Mason's Heart Is Where His Home Is

roger mason - washington wizards
After leaving Virginia following his junior season, Roger Mason was selected in the second round of the 2002 draft by the Chicago Bulls only to have his career sidetracked by a shoulder injury he suffered in pre-draft workouts. (Jonathan Newton - The Post)
By Ivan Carter
Washington Post Staff Writer
Tuesday, October 16, 2007

Roger Mason was informed during Sunday morning's shoot-around that he would start in place of Gilbert Arenas that night in Philadelphia.

Not long after the Wizards arrived at Wachovia Center for the game, however, Arenas changed his mind about taking the night off to rest his knee.

Then, just before tip-off, Arenas changed his mind again and told Mason to get ready.

He was.

Mason staked the Wizards to an early lead by making four of his first five shots, played solid defense and finished with 11 points, 7 rebounds and 2 assists in just under 36 minutes as the Wizards improved to 3-0 in the preseason with an 86-80 win.

"Starting wasn't really that big of a deal, I was just happy to go out there and get into a little groove and take what I've been doing in practice into the game," Mason said. "I've been shooting the ball pretty well in practice. But in the first two games, I didn't shoot as well as I wanted to so, it was nice to get into a nice little rhythm out there."

Nobody who has observed Mason over the years should be surprised by his ability to adapt to changing situations. After leaving Virginia following his junior season, Mason was selected in the second round of the 2002 draft by the Chicago Bulls only to have his career sidetracked by a shoulder injury he suffered in predraft workouts.

After playing in 43 games over three seasons with the Bulls and Toronto Raptors, Mason played in Greece and Israel, where the shoulder healed and his game developed.

He landed with the Wizards last season on a partially guaranteed contract but made the team and appeared in 62 games. Though Mason averaged a modest 2.7 points on 33 percent shooting, he impressed Coach Eddie Jordan with his versatility, knowledge of the game and competitive nature.

Mason became an unrestricted free agent, and Jordan was pleased to see him return to the team.

"Once we had our core guys and got them set, he was definitely a guy we wanted to keep," Jordan said. "There were other guys out there, but we always compared them to Roger, and we liked Roger all the time."

But getting Mason to ink a one-year guaranteed deal worth $895,341 wasn't easy because Mason had drawn the attention of the defending world champion San Antonio Spurs. In fact, when the Wizards called to make their offer, Mason was on a plane, ready to fly to San Antonio to meet with Spurs General Manager R.C. Buford, who was offering a three-year deal worth a little over $3 million.

Mason was impressed by the championship mystique surrounding the Spurs and intrigued by the possibility of playing with Tim Duncan, Tony Parker and Manu Ginobili. But once the Wizards made an offer, he weighed his options and decided to stick with his hometown team.

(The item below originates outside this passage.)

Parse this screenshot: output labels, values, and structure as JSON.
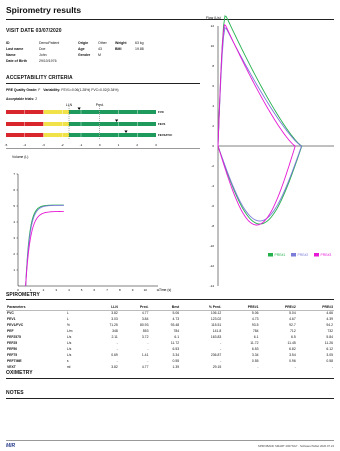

Mason, who grew up in the area, starred at Good Counsel High School and still fanatically follows the Redskins, liked the idea of playing near home but also viewed the decision as sound business. It was a gamble, but Mason was willing to gamble on himself.

"Of course the thought of playing for San Antonio was tempting because they're a championship team and that's a goal for every player," Mason said. "I was honored that they pursued me but I also recognized that I was here last year, and I thought it was a big step for me in terms of getting comfortable with a team and a system that fits what I do as a player. I just felt that this presented a better opportunity. One thing I've learned over the years is that continuity is very important."

Wizards N ote: Arenas and Antonio Daniels, who missed Sunday's game with a mild left ankle sprain, are expected to be available for tonight's preseason game at Chicago.